Note just checking alignments and stating that they appear fine doesn't mean they're correct! CRAM is encoding differences relative to the reference, but if the reference differs then any non-edit in the sequences will also change. If the MD5sums differ, then you need to figure out what reference the original file creator used. It may be you can just download it from the EBI refget server, but some people have a bad habbit of editing local references without thinking through the downstream consequences.

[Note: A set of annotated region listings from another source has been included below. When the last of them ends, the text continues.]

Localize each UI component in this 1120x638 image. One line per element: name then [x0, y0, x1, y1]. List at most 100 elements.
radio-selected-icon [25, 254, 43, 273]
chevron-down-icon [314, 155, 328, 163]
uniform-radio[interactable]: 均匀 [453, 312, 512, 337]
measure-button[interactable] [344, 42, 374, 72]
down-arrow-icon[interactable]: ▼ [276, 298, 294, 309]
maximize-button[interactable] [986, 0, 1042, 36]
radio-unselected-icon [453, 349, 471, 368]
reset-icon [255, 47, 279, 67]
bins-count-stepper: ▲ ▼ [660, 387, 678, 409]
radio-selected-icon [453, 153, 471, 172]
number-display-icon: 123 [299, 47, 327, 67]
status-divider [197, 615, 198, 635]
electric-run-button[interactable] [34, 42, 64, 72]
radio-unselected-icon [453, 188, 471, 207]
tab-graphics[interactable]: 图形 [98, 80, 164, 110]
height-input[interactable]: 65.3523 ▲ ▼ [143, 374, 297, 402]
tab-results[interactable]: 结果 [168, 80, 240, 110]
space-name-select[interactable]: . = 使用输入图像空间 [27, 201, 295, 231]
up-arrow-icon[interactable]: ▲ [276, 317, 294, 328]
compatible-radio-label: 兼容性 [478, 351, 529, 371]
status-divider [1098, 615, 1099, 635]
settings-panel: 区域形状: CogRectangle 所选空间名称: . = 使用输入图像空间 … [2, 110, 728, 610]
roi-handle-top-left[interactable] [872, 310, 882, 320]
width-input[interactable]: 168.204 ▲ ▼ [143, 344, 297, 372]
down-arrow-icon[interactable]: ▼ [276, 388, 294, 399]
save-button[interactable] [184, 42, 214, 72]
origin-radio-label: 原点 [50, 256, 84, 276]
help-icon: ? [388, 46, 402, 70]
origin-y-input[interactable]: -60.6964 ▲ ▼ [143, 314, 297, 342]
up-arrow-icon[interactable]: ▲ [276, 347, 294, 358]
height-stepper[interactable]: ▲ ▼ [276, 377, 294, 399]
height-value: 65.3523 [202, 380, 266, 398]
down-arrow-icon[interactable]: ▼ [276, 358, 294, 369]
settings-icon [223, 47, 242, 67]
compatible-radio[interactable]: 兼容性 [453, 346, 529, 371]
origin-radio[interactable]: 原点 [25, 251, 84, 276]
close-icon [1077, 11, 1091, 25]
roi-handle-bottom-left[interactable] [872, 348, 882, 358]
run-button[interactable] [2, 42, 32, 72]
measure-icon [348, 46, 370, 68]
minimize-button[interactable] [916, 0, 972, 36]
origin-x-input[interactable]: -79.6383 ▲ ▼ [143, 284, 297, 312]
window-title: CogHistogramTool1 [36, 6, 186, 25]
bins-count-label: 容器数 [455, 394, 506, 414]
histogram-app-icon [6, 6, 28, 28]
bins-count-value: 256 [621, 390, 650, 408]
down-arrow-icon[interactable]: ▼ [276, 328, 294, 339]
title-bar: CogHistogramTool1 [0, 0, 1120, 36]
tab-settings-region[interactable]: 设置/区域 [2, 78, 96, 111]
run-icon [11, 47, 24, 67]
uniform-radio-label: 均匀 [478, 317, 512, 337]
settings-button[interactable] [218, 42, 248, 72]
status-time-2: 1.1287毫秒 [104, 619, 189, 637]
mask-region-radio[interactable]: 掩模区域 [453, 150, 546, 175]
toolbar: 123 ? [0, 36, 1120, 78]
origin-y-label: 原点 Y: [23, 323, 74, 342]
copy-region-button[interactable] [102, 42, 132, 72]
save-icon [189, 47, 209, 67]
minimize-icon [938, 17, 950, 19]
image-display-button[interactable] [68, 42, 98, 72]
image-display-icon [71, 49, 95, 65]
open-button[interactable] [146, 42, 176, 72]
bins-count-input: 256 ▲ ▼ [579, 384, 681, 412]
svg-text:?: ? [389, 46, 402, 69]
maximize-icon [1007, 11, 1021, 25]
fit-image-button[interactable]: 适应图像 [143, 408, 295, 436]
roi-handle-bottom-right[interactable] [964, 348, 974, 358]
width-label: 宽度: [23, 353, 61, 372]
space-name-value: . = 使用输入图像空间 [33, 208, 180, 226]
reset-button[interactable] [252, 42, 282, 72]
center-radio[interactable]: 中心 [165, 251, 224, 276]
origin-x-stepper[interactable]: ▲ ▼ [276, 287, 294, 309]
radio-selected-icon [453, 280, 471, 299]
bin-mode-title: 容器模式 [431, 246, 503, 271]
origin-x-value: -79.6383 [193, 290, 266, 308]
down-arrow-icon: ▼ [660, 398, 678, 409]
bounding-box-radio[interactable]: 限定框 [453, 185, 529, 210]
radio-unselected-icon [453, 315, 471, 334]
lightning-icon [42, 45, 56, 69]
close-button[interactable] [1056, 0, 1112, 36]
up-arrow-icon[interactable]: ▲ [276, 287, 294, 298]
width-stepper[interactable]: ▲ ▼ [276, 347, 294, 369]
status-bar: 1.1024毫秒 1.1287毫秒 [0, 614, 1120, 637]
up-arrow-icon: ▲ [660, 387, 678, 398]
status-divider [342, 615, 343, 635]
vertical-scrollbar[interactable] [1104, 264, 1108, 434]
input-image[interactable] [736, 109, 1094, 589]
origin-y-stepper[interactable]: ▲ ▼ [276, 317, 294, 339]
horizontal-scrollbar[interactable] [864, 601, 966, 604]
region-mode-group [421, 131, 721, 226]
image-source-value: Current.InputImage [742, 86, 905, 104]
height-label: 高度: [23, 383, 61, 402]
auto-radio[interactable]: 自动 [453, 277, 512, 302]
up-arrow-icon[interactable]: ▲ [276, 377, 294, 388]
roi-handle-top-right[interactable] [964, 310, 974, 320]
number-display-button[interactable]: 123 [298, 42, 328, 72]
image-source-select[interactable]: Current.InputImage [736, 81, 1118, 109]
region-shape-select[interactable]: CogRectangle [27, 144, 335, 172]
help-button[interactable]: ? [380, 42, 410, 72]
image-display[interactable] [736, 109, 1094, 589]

ADD REPLY • link 3 months ago by jkbonfield ★ 1.3k

score 0 · Answer 1 · 2024-08-19

You can do this efficiently using io_lib's cram_filter tool (https://github.com/jkbonfield/io_lib).

Note this functionality has been added to samtools cat and will appear in the next release (Samtools 1.21).

The advantage of this way is it doesn't decode the CRAM file as it simply reads the index to work out which disk blocks need copying. You can even manually replicate this yourself by zcat on the .crai to read the index and then crafting the necessary dd commands to add CRAM header, a series of containers, and footer. However that requires detailed knowledge of the format, hence the reason for cram_filter or cat.